The State of Women’s Soccer – And What the Future Holds

    It feels as though we are living through an important moment in women’s sports. Soccer, in particular, has become increasingly popular and has taken hold far outside its traditional core fan base. With domestic and international tournaments attracting a lot of media attention and bigger crowds, the future looks bright.

     It is quite common to see games being played in front of big crowds, broadcast live on major networks, and featured on top sportsbooks like MyBookie. There may be issues still to be addressed within the game – but the men’s game is not without its faults either.

     As another season of high-class entertainment begins in the NWSL, we thought we would take a look at how far women’s soccer has come, the state of the game today, and what we can expect from the future.


    A Brief History

     Most people now know the basic history of women’s soccer. Women have been playing the game for as long as men and the first fixtures were recorded back in the 1880s. The sport became very popular in the next 30-40 years and games in England were drawing over 20,000 at around the time of WW1.

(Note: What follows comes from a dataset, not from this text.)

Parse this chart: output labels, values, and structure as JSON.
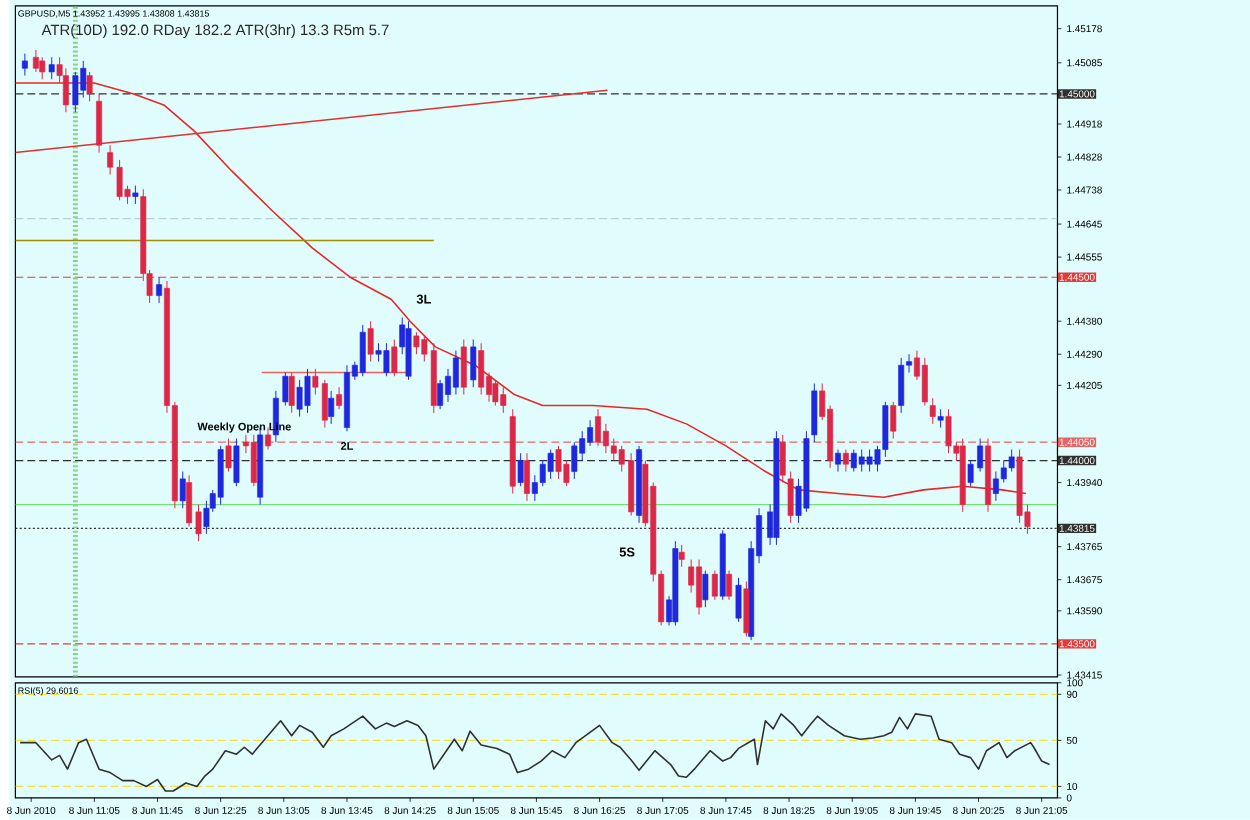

     But the decision by the English Football Association to ban women’s soccer in 1921 severely affected the development of the leagues and tournaments, while men’s soccer grew from strength to strength. It wasn’t until almost the end of the 20th century that women’s soccer became a thing again – and much of that was down to the success of the game in the US.


    Domestic Leagues

     The first female professional players arrived in the 1970s and now there are successful and popular leagues in many of the top soccer-playing countries in the world. The WSL of the UK and the NWSL of the US are probably the two with the highest profile, but other competitions are beginning to gain more attention.

     France, Italy, and Germany all have very competitive domestic leagues and the Spanish league has set new records in terms of attendance. There is still more work to be done spreading the game across the world and securing investment. But domestic leagues everywhere are enjoying a boost.


    International Competitions

     If the top club competitions are growing in viewership it is likely down to the incredible reaction to recent Women’s World Cup tournaments. The US’s triumph at the 1999 World Cup set the standard and all following tournaments have gained more and more attention.

     The most recent tournament in Australia and New Zealand was regarded as a huge success and domestic leagues – at all levels – have recorded greater participation and attendances since Spain lifted the trophy. Continental competitions across all federations are expected to enjoy increased attention too in the coming years.


    Media Attention

    Women’s sport in general has enjoyed a big increase in media coverage over the last 10 years. It had nearly tripled in the five years running up to the 2023 Women’s World Cup and soccer had led the way with its coverage increasing almost six times, thanks to the 2015 and 2019 tournaments.

    The 2023 edition saw increased numbers, yet again, and the age of the fans is something to take into account. Women’s soccer fans tend to be younger and more keen to explore the different ways of following news and results. There are more media platforms covering women’s soccer than ever before.


    Highlighting Issues

    The increased popularity of women’s soccer is undoubtedly a good thing. But it would be wrong to say that everything is positive. The fallout of the inappropriate actions by the country’s president tainted Spain’s World Cup win and sexual harassment and abuse are still rife.

    The payment of players has also been a bone of contention for a long time. There have been a number of lawsuits regarding pay claims from the USWNT and equal pay with men’s soccer is still something that most female players can only dream about – even at the top level. 

    A positive to take from these issues is the way that the players and fans have worked to improve the situation. The inequality within the men’s game almost seems to have been accepted as the way things are. But there is far more solidarity in the women’s game – and a desire to work for a fairer future for all.

    The Future of Women’s Soccer

    That last point cannot be said enough. There may be problems within women’s soccer, as with any professional sport, but there does seem to be a genuine desire to make the game better. 

    Viewership of domestic and international games is rising all the time and more and more young girls are playing the game at youth level. Greater media coverage has meant more investment in the women’s game and that can help with nurturing future generations and making sure that today’s top players are being fairly paid.

    In the wake of equal pay disputes and abuse scandals, women’s soccer in the US is now going from strength to strength. Even the relatively disappointing performance by the USWNT has not dampened enthusiasm for the game. Some European leagues have now overtaken the NWSL in terms of viewers and crowds and that is balancing the power within the sport.

    With more and more developing countries also investing in women’s soccer, the strides already taken are only set to be improved. This is a boom time for women’s soccer – and things can only get better.